NFT (Non-Fungible Token) minting binds an artwork to a blockchain token. Minting is a backend process that uses a smart contract and a set of parameters to assign ownership and security. On initial minting, the creator may be the first owner or the original “controlled by” address.

When an NFT is sold, a new token is not created. Instead, the “controlled by” address is updated. Therefore making provenance explicit within the blockchain token.

💽 How does an NFT work technically?

A minted NFT to the Etherium blockchain is on the ERC-721 standard that implements an API for tokens within Smart Contracts. The ERC-721 standard provides the basic functionality to track and transfer NFTs.

NFT tokens operate like other crypto tokens. Therefore, NFT artwork can be bought and sold freely on connected Etherium-based exchanges or wallets.

💽 Can an NFT be hacked?

NFTs cannot be hacked individually like an email address.

An NFT is essentially crystallized on the blockchain as code and cannot be modified. The decentralization and distribution over a network tighten the security of blockchain technology versus previous singular digital storage systems. Without a singular point of failure, blockchain is much harder to corrupt.

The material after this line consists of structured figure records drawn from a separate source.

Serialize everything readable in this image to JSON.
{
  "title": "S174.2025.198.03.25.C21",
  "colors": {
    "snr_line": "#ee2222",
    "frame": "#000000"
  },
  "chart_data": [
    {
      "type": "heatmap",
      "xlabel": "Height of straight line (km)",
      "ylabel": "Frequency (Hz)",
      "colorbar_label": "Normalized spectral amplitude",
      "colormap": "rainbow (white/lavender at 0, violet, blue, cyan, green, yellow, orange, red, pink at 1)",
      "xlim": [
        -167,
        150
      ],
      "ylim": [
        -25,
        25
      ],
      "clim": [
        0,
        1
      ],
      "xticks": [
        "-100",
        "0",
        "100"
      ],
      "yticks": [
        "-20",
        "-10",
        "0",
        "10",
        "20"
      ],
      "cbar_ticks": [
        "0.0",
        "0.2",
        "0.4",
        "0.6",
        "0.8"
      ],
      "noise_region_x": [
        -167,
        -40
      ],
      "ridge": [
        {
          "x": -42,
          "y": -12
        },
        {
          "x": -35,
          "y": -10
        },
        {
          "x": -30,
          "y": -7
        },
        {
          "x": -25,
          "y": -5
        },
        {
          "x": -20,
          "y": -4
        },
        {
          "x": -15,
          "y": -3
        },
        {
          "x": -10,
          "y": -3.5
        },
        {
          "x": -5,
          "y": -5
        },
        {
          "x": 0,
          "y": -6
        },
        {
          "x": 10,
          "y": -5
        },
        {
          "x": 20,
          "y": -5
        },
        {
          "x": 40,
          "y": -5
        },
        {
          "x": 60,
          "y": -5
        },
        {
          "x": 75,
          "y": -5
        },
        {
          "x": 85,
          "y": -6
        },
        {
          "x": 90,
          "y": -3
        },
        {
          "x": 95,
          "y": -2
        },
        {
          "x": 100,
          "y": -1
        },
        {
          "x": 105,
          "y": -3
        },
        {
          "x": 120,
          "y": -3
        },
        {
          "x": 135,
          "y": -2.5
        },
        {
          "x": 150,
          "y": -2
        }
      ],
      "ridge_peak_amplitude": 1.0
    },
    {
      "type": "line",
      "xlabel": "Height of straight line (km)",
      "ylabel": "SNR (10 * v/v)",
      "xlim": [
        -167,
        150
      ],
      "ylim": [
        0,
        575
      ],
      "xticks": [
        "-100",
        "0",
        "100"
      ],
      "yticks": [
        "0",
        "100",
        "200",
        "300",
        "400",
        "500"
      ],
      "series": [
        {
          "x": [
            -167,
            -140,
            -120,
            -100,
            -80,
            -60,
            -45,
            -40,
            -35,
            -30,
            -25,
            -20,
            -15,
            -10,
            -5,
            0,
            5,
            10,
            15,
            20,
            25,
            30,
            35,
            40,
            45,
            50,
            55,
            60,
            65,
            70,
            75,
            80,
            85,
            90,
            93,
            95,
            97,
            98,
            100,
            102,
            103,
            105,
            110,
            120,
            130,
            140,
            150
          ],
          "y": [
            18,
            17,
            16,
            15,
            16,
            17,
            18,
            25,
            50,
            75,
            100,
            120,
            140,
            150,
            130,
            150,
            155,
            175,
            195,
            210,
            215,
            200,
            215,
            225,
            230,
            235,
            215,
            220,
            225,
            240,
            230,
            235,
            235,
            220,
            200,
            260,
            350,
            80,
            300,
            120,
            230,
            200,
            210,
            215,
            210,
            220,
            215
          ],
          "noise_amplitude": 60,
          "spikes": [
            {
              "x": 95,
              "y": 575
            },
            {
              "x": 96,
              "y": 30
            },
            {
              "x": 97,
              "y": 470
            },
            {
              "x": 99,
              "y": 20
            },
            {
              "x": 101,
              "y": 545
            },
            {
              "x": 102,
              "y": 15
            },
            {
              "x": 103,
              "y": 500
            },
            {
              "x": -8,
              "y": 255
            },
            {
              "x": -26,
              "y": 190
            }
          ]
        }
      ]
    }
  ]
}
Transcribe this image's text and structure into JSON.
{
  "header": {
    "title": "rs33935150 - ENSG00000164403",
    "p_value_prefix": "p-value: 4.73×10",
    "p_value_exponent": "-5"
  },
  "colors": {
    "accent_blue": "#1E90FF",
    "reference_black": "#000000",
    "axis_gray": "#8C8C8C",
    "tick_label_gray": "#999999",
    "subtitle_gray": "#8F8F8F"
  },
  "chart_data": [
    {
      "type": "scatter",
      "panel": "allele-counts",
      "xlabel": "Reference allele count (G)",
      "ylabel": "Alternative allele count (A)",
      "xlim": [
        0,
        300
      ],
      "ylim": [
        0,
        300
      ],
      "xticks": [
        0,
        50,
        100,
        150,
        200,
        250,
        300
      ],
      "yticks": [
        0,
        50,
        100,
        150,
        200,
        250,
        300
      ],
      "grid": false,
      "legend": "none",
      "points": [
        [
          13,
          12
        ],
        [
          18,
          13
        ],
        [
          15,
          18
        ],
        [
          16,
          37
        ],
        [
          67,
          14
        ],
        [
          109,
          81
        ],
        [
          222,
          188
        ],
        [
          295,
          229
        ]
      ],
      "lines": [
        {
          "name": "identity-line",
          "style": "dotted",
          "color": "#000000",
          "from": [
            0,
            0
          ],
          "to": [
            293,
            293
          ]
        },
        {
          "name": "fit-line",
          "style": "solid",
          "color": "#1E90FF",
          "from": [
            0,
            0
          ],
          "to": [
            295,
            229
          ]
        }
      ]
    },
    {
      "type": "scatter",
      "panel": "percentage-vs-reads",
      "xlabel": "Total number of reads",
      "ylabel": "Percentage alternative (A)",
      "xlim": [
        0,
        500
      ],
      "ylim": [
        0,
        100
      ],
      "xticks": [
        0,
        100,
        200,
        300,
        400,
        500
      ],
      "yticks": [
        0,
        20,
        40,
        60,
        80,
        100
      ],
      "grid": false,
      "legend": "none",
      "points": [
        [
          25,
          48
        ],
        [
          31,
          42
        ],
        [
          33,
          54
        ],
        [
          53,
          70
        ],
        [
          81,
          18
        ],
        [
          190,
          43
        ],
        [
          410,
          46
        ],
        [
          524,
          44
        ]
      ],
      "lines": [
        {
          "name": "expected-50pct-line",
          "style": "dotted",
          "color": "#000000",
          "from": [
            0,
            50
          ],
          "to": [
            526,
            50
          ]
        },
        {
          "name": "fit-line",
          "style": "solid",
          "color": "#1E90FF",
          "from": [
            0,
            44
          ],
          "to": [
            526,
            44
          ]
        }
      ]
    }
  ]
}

However, a wallet holding an NFT is vulnerable to a hack. Blockchain wallets and user accounts need to be regarded and protected by the account owner as a bank or securities account. Failure to protect your tokens can place unwarranted risk on the account and vulnerable to hackers. Your security measures may include using unique login credentials, 2FA (two-factor login), avoiding phishing scams, and keeping critical information offline.